Sixteenth Sunday B: Homily
Objective: That each one of us may develop a caring attitude.
Today’s readings are all about shepherds and sheep. The word “shepherd” here stands for anybody with a responsibility towards others and the word “sheep” connotes people to whom service is due. Jeremiah (in 23:1-6) “complains about religious and political leaders of his time. They failed to fulfill their responsibility to guide and protect the people. He compares them to shepherds who neglect their sheep and leave them vulnerable to thieves and wild animals.” (James DiGiacomo, Sundays with Jesus, p. 71)
Today’s gospel text (Mk 6:30-34) presents Jesus as the good shepherd fulfilling God’s promise made through prophet Jeremiah (23:1-6). Here we see Jesus attending to his weary apostles, who have just returned from their first mission, while at the same time expressing his concern for the people who, like “sheep without a shepherd”, have gathered to meet him.

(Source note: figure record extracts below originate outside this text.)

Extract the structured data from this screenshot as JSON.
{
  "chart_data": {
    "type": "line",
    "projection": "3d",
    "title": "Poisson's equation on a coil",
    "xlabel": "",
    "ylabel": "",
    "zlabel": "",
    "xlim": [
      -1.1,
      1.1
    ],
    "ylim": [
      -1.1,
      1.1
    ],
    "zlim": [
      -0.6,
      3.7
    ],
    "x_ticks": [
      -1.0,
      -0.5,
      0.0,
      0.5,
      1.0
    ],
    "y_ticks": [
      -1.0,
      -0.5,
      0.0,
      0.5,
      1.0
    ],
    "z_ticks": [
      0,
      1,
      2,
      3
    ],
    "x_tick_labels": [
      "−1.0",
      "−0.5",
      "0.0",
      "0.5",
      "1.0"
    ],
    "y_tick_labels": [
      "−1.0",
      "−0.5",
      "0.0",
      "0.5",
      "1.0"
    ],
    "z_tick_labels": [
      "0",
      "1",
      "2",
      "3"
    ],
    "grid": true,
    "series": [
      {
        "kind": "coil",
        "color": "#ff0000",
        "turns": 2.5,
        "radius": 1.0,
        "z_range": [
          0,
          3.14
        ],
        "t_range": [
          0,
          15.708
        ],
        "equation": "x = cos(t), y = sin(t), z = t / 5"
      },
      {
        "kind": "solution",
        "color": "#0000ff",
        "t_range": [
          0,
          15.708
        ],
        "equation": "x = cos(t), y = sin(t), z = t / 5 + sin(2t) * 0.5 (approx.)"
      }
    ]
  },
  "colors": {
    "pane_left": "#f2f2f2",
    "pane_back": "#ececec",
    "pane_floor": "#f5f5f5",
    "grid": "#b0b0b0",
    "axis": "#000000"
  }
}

Jesus indirectly, criticizes religious and political leaders who do not guide people according to God’s commandments. They let the people become sheep without a shepherd.
We, religious leaders, out of human weakness, can betray people’s trust. Sometimes we are not as exemplary as expected. We are tempted to teach what people want to hear, instead of the hard truth of the Gospel.
Some political leaders dare to pass laws that contradict God’s commandments. We know there are whole nations that are run like private corporations for the enrichment of their rulers. We often hear or read about some civic officials who have misused their office and betrayed the people’s trust. Many enrich themselves at the expense of the poor. Some politicians do not want the poor to gain from governmental services. So, they leave the needy unattended.
Unlike the bad shepherds criticized by Jeremiah, Jesus, the Good Shepherd, teaches the crowd that longs to hear his word. Even when He and his apostles are tired and want to have some rest, still they tend to the vast crowd of people who are in need of his word and healing. Jesus is the predicted Shepherd, commissioned to lead people back to God, from the idols to which Israelite kings had led them.
As St. Paul teaches in the second reading (Eph 2:13-18), Jesus pulls down the walls that separate gentiles and Jews. He brings together people of different races and colors to form one family of God the Father of all, so that all may share in God’s riches. He does so not only through words but also through his death which gives us his body and blood. He proves to be the good shepherd who lays down his life for his sheep. (Jn 10:11). On the next five Sundays, as we meditate on John chapter six, we shall see how Jesus turns himself into our spiritual food. Indeed, as Psalm 23 affirms, the Lord is our shepherd, there is nothing we shall lack.
Jesus is still shepherding his flock through sacraments, reconciling us with God and with one another, uniting us in Holy Communion. He also shepherds us through each one of us. All individuals who organize liturgy, politics, laws, committees, services to the aged, the sick, and to children, whether as volunteers or employees at any place of work, are shepherding God’s people. Shepherding is service, attending to God’s people, with love, compassion and forgiveness, even when we are tired. We are working in Christ’s name, whose heart was moved and had pity on the vast crowd. Are our hearts moved with pity in our services? Do we always portray Christ’s love and compassion? Are we concerned about everybody or our own well-being?
Certainly, many of us are already good shepherds, caring for their families and the community. But there are still, for example, parents who neglect their children as regards religious matters. They say: “The children will decide for themselves when they grow up.” Which means these children may even decide to become devil worshippers or even atheists. Some parents do not gather their children for daily prayers. All these parents are like shepherds who neglect their sheep and leave them vulnerable to thieves and wild animals. If one is convinced of one’s faith, why shouldn’t one struggle to instill it in one’s children? A good parent strives to learn the faith in order to instill it in the children. Missionary activity begins among family members. Let us remember that we are here on earth to work for heaven. All the other activities are supposed to lead to heaven. Good shepherds lead people to heaven.
God will certainly reward the parents who instill religion into their children as some of you have done today, by bringing your children to attend Holy Mass. In any case, the Holy Eucharist reminds us to imitate Christ, the good shepherd. Let us be good shepherds.